R K Bansal Solutions for Exercise 1: EXERCISE

Given two equal chords $AB$ and $CD$ of a circle, with centre $O$, intersecting each other at point $P$. Prove that $\mathrm{AP}=\mathrm{CP}$.

Given two equal chords $AB$ and $CD$ of a circle, with centre $O$, intersecting each other at point $P$. Prove that $\mathrm{BP}=\mathrm{DP}$.

In a circle of radius $10 \mathrm{cm}, AB$ and $CD$ are two parallel chords of lengths $16 \mathrm{cm}$ and $12 \mathrm{cm}$, respectively. If the distance between the chords (the chords are on the same side of the centre) is $k \mathrm{cm}$, find $k$.

In a circle of radius $10 \mathrm{cm}, \mathrm{AB}$ and $CD$ are two parallel chords of lengths $16 \mathrm{cm}$ and $12 \mathrm{cm}$ respectively. If the distance between the chords, if they are on the opposite sides of the centre is $k \mathrm{cm}$, find $k$.

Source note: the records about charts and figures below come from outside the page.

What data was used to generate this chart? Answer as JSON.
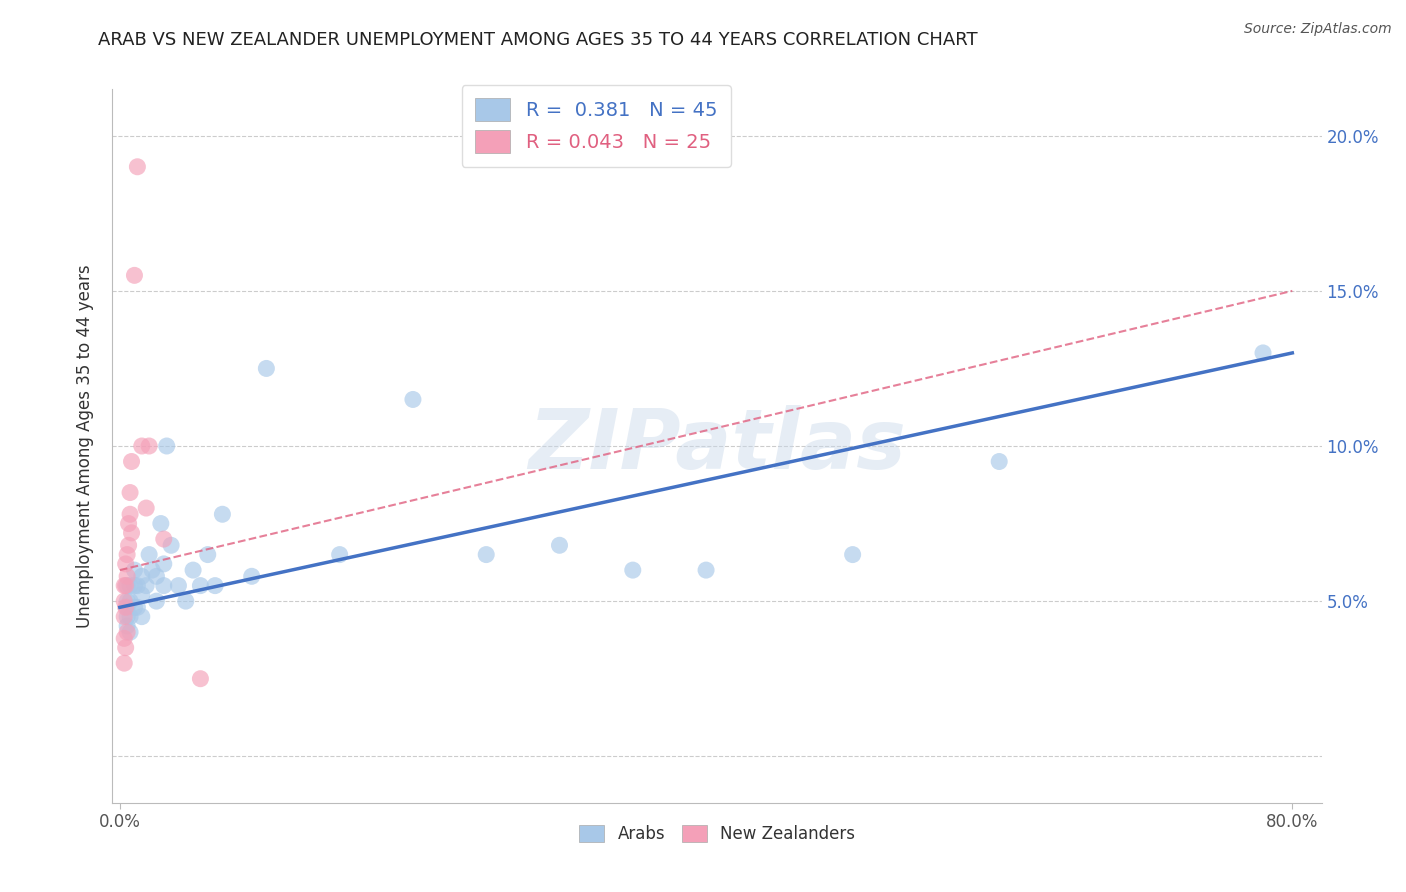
{
  "title": "ARAB VS NEW ZEALANDER UNEMPLOYMENT AMONG AGES 35 TO 44 YEARS CORRELATION CHART",
  "source": "Source: ZipAtlas.com",
  "ylabel": "Unemployment Among Ages 35 to 44 years",
  "watermark": "ZIPatlas",
  "arab_R": 0.381,
  "arab_N": 45,
  "nz_R": 0.043,
  "nz_N": 25,
  "arab_color": "#A8C8E8",
  "nz_color": "#F4A0B8",
  "arab_line_color": "#4472C4",
  "nz_line_color": "#E06080",
  "grid_color": "#CCCCCC",
  "background_color": "#FFFFFF",
  "xlim": [
    -0.005,
    0.82
  ],
  "ylim": [
    -0.015,
    0.215
  ],
  "yticks": [
    0.0,
    0.05,
    0.1,
    0.15,
    0.2
  ],
  "yticklabels_right": [
    "",
    "5.0%",
    "10.0%",
    "15.0%",
    "20.0%"
  ],
  "arab_x": [
    0.005,
    0.005,
    0.005,
    0.005,
    0.005,
    0.007,
    0.007,
    0.007,
    0.007,
    0.01,
    0.01,
    0.01,
    0.012,
    0.012,
    0.015,
    0.015,
    0.015,
    0.018,
    0.02,
    0.022,
    0.025,
    0.025,
    0.028,
    0.03,
    0.03,
    0.032,
    0.035,
    0.04,
    0.045,
    0.05,
    0.055,
    0.06,
    0.065,
    0.07,
    0.09,
    0.1,
    0.15,
    0.2,
    0.25,
    0.3,
    0.35,
    0.4,
    0.5,
    0.6,
    0.78
  ],
  "arab_y": [
    0.055,
    0.05,
    0.048,
    0.045,
    0.042,
    0.055,
    0.05,
    0.045,
    0.04,
    0.06,
    0.055,
    0.048,
    0.055,
    0.048,
    0.058,
    0.052,
    0.045,
    0.055,
    0.065,
    0.06,
    0.058,
    0.05,
    0.075,
    0.062,
    0.055,
    0.1,
    0.068,
    0.055,
    0.05,
    0.06,
    0.055,
    0.065,
    0.055,
    0.078,
    0.058,
    0.125,
    0.065,
    0.115,
    0.065,
    0.068,
    0.06,
    0.06,
    0.065,
    0.095,
    0.13
  ],
  "nz_x": [
    0.003,
    0.003,
    0.003,
    0.003,
    0.003,
    0.004,
    0.004,
    0.004,
    0.004,
    0.005,
    0.005,
    0.005,
    0.006,
    0.006,
    0.007,
    0.007,
    0.008,
    0.008,
    0.01,
    0.012,
    0.015,
    0.018,
    0.02,
    0.03,
    0.055
  ],
  "nz_y": [
    0.055,
    0.05,
    0.045,
    0.038,
    0.03,
    0.062,
    0.055,
    0.048,
    0.035,
    0.065,
    0.058,
    0.04,
    0.075,
    0.068,
    0.085,
    0.078,
    0.095,
    0.072,
    0.155,
    0.19,
    0.1,
    0.08,
    0.1,
    0.07,
    0.025
  ],
  "arab_trendline_x": [
    0.0,
    0.8
  ],
  "arab_trendline_y": [
    0.048,
    0.13
  ],
  "nz_trendline_x": [
    0.0,
    0.8
  ],
  "nz_trendline_y": [
    0.06,
    0.15
  ]
}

In the given figure, $O$ is the centre of the circle with radius $20 \mathrm{cm}$ and $\mathrm{OD}$ is perpendicular to $AB$. $\mathrm{AB}=32 \mathrm{cm}$. If the length of $CD$ is $k \mathrm{cm}$, find $k$.

In the given figure, $AB$ and $CD$ are two equal chords of a circle, with centre $O$. $P$ is the mid-point of chord $AB, Q$ is the mid-point of chord $CD$ and $\angle \mathrm{POQ}=150°$. If $\angle \mathrm{APQ}=k°$, find $k$.

In the given figure, $\mathrm{AOC}$ is the diameter of the circle, with centre $O$. Arc $AXB$ is half of arc $BYC$. If $\angle \mathrm{BOC}=k°$, find $k$.

The circumference of a circle, with centre $O$, is divided into three arcs $\mathrm{APB}, \mathrm{BQC}$ and $\mathrm{CRA}$ such that $\frac{arc\mathrm{APB}}{2}=\frac{arc\mathrm{BQC}}{3}=\frac{arc\mathrm{CRA}}{4}$. If $\angle \mathrm{BOC}=p°$, find $p$.